I'll write a bit about Ze Frank and Marshal Cohen's talks at the end, but the bulk of this post will focus on danah boyd's talk from yesterday. What I love about danah is that she is a straight shooter. She basically told this room full of marketers desperate to get on teens' friends lists, that those teens think that's creepy and invasive. Why? Because it's THEIR Space -- even if it's public (which most teen profiles aren't anymore). She had a great analogy of teens telling their parents, "It's MY ROOM." And the parents telling teens "It's MY HOUSE." Just as teens put "keep out" signs on their bedroom doors, teens have created "structural walls" to keep everyone but their friends out on social networking sites. What are these walls? Lying about their age (though putting in real birthdays so their friends will wish them happy birthday) and only being visible to friends and not adults.
Given that teens primarily want to socialize on these sites with friends they know IRL, danah believes that in 5 years the next big move will be to mobile (which I mentioned in my last post) and that it will be more valuable than social networks. Why mobile? It's portable, kids are getting them younger, and it's THEIRS. Despite the challenges of plans that limit text messages or phone to phone inoperability, she said teens know their friends models and limits down to times when they can and can't receive messages. In order for this space to fully take off, teens need to have all their friends and the ability to message them in one phone. She mentioned the Sidekick as having achieved this with a subgroup of urban teens.

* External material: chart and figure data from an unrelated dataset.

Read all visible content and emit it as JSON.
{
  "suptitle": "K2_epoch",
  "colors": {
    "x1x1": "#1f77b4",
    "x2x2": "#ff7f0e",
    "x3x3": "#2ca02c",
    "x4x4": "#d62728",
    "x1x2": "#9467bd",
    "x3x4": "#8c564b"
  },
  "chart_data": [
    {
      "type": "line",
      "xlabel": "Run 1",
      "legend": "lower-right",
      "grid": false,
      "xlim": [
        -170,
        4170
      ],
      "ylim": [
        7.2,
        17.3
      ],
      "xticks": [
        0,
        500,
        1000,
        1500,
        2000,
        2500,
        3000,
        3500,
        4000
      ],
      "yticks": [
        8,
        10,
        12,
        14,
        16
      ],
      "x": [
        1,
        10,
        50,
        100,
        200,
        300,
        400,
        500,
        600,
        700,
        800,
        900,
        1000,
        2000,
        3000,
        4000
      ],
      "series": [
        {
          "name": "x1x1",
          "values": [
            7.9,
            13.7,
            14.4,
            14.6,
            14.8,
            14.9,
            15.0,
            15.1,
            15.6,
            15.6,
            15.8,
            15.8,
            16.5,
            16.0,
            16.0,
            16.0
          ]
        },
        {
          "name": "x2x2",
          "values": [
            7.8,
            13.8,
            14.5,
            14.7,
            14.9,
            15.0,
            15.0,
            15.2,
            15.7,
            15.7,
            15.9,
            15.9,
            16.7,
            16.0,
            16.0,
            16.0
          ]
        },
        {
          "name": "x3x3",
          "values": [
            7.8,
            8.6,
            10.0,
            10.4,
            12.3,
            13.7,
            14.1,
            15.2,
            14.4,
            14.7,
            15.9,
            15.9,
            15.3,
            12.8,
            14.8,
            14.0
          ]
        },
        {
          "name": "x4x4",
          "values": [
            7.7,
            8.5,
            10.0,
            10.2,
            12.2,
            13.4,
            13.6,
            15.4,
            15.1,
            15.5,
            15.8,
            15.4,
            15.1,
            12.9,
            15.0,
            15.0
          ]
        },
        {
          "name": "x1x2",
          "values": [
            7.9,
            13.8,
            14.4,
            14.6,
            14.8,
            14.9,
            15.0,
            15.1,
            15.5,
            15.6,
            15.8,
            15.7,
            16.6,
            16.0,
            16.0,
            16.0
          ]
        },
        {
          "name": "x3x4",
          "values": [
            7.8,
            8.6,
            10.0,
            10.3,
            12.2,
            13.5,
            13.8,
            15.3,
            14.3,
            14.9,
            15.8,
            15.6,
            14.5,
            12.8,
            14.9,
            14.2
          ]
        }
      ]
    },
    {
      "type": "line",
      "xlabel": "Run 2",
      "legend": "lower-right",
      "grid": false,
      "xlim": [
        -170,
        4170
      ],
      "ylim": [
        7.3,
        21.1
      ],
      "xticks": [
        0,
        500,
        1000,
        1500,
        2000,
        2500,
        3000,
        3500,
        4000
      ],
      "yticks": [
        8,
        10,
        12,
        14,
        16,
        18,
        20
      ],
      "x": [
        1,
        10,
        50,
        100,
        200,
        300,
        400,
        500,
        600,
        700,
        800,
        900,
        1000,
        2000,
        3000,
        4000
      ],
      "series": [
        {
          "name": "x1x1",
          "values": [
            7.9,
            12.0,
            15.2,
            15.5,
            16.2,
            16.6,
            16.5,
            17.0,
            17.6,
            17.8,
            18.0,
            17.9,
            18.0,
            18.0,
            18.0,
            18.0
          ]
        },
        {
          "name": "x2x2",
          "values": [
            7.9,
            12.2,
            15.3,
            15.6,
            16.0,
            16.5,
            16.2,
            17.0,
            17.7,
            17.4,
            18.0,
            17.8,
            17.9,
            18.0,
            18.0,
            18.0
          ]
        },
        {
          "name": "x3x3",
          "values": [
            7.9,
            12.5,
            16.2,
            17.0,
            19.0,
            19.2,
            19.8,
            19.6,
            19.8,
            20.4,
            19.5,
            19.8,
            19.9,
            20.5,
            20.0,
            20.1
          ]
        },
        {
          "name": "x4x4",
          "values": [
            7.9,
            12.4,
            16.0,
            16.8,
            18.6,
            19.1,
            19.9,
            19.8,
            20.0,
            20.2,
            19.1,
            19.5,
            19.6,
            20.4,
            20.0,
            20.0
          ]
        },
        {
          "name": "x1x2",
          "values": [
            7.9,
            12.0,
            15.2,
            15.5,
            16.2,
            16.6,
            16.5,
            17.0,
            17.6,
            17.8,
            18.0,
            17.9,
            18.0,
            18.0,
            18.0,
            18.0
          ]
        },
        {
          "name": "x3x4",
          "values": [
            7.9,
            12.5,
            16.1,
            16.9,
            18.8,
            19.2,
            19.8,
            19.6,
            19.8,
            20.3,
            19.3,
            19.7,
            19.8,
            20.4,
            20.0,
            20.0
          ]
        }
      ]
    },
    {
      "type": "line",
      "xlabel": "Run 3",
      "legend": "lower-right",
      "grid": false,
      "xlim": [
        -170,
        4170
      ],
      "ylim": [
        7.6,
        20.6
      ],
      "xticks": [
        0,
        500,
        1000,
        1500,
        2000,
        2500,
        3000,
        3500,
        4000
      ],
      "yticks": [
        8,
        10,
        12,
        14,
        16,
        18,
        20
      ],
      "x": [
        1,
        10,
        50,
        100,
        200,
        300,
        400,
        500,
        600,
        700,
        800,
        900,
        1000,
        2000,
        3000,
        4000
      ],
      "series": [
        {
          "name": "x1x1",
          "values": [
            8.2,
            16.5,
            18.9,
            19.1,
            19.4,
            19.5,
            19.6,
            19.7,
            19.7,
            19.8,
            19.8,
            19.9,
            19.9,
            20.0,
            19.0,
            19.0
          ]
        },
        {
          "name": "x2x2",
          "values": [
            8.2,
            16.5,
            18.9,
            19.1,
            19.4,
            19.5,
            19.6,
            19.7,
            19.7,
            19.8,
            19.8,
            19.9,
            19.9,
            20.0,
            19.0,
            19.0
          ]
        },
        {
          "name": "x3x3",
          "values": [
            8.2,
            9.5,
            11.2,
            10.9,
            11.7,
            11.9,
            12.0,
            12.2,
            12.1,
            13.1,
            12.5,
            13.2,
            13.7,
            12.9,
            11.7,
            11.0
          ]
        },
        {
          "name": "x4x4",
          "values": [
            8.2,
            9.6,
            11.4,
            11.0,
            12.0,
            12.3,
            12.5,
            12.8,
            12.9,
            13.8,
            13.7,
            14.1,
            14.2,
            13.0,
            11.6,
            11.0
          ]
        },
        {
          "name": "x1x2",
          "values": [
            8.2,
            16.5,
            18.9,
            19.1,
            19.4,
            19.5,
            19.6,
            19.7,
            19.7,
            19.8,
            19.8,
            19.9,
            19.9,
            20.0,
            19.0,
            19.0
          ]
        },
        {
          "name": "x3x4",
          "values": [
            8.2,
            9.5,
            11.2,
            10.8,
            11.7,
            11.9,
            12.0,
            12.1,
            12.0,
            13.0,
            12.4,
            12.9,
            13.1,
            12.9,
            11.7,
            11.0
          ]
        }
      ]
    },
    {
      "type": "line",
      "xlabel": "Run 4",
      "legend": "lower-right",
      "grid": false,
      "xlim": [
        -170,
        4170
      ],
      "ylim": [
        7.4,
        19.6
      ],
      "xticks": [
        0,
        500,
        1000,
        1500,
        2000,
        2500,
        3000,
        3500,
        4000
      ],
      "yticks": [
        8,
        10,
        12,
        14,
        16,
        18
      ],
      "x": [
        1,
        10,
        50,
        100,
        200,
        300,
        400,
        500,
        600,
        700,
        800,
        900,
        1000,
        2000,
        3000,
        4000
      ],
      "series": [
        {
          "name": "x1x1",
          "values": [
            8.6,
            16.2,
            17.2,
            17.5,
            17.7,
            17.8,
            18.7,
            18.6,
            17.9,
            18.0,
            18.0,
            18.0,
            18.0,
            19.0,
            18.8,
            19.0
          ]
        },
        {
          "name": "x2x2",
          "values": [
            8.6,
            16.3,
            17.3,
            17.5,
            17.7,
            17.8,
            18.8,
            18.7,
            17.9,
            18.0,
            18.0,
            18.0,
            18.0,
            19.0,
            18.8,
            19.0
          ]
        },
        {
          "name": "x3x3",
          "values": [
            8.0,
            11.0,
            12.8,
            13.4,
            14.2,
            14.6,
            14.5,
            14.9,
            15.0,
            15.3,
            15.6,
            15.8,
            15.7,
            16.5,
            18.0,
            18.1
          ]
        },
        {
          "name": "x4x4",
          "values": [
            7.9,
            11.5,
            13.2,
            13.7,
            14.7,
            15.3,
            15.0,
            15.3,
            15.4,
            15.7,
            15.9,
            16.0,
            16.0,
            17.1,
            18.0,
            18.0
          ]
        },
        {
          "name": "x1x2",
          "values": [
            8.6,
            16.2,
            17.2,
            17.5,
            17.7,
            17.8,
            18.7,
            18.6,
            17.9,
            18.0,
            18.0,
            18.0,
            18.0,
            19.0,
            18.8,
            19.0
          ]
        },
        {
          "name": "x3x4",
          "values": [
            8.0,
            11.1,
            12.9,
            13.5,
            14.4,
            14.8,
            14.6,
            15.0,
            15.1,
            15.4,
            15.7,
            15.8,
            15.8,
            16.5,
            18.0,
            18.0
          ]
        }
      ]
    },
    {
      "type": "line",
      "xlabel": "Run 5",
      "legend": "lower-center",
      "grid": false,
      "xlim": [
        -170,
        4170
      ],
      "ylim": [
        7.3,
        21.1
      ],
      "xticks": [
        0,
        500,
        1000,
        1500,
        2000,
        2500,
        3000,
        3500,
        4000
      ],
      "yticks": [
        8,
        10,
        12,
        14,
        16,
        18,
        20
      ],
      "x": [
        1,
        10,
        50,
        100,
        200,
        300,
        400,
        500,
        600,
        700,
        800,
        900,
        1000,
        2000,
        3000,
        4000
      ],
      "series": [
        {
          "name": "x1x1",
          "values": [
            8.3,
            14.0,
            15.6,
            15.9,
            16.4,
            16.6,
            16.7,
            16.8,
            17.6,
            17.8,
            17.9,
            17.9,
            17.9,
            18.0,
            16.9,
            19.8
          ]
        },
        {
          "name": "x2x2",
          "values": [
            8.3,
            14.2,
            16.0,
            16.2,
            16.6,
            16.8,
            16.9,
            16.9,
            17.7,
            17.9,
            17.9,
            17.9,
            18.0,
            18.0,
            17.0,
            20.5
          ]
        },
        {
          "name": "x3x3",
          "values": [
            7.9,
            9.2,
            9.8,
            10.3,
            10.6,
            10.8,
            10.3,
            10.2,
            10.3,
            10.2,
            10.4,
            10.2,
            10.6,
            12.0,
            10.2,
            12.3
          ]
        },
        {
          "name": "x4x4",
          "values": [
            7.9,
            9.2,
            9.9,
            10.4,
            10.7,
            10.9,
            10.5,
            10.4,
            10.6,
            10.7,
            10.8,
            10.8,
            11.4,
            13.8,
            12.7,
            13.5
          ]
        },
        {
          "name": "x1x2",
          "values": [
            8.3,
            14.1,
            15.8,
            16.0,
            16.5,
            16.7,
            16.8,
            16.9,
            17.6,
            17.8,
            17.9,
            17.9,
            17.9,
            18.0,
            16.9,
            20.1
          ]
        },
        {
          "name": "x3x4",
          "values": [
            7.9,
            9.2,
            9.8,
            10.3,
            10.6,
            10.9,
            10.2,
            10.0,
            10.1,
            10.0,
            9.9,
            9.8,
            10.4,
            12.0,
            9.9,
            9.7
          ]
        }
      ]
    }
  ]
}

She also pointed out that teens don't see going online as "going online." It's going to see their friends. Same with phones. It's not talking on the phone it's talking to friends. She mentioned that in her research, a third of teens were not that into social networking, but are on because their friends created a profile for them (which is also why they forget their passwords). She also didn't buy vitual worlds as reaching mass adoption by teens because in her opinion, teens think avatars are too babyish or something they did when they were younger online.
In terms of what has worked with marketing on social networking sites, danah mentioned stuff that naturally goes viral like the Dove campaign, and the entertainment oriented marketing, which makes sense -- XMen, music and takeovers. Having a fan page is great so people can find you and get in touch...but if you want to track and see what teens are saying about you on social networking sites, you'll have to get that data from the company (since most profiles are now set to private). And...in case you didn't realize it, most middle schoolers have MySpace or Facebook accounts -- they're aspirational and lying about their age is NBD.
Marshal Cohen - he was a very dynamic speaker who is not a consultant but a "growth coach" (wink wink). Most of what he talked about and something I haven't heard presented before was how products must now be marketed to youth and their parents and sometimes even their grandparents (think Wii). You can read about this in the TIME.com piece focusing on how we're all sharing fashion, tech/electronics and more across different ages now so each product must have multiple messages.
Ze Frank - very funny as always. Shared his experience with his own website and spun this into a theory about community engagement -- most user generated content is crap. So you have two choices: the content forward model or the content experience model. Basically content forward requires tons of work sifting through all the crap to find the good stuff. Content experience is all about engaging your users at different levels, celebrating their embrace of web authorship tools and the experience of creating content....even if it's crap.
Posted by anastasia
Tweens | Web | Wireless






Comments
Love the "it's my room" vs. "it's my house" analogy.
Thanks to you and danah.
Posted by: Amy Strecker | March 5, 2008 12:06 PM
Thanks for sharing this information. I'm going to pass this information on to my student ministry leaders and parents in our church.
Posted by: Dan L | March 6, 2008 8:21 AM
Thanks for an informative post. The analogy of "Its my room" and "Its my house" makes me think that if we share some of the thoughts with our parents then I guess we are adding them to the fun. Not all Dads and Mums want to impose on their growing kids, but perhaps it is the protectiveness from the past. It takes a little time for parents to realize that their kids are no longer kids and are ready to fend fro themselves. It always seems like yesterday...."Mummy..Am hurt.." or "Dad..wanted to ask you something.." and then suddenly being shut out may be a little tough for them to take. we build our own worlds, but then we are a part of their world.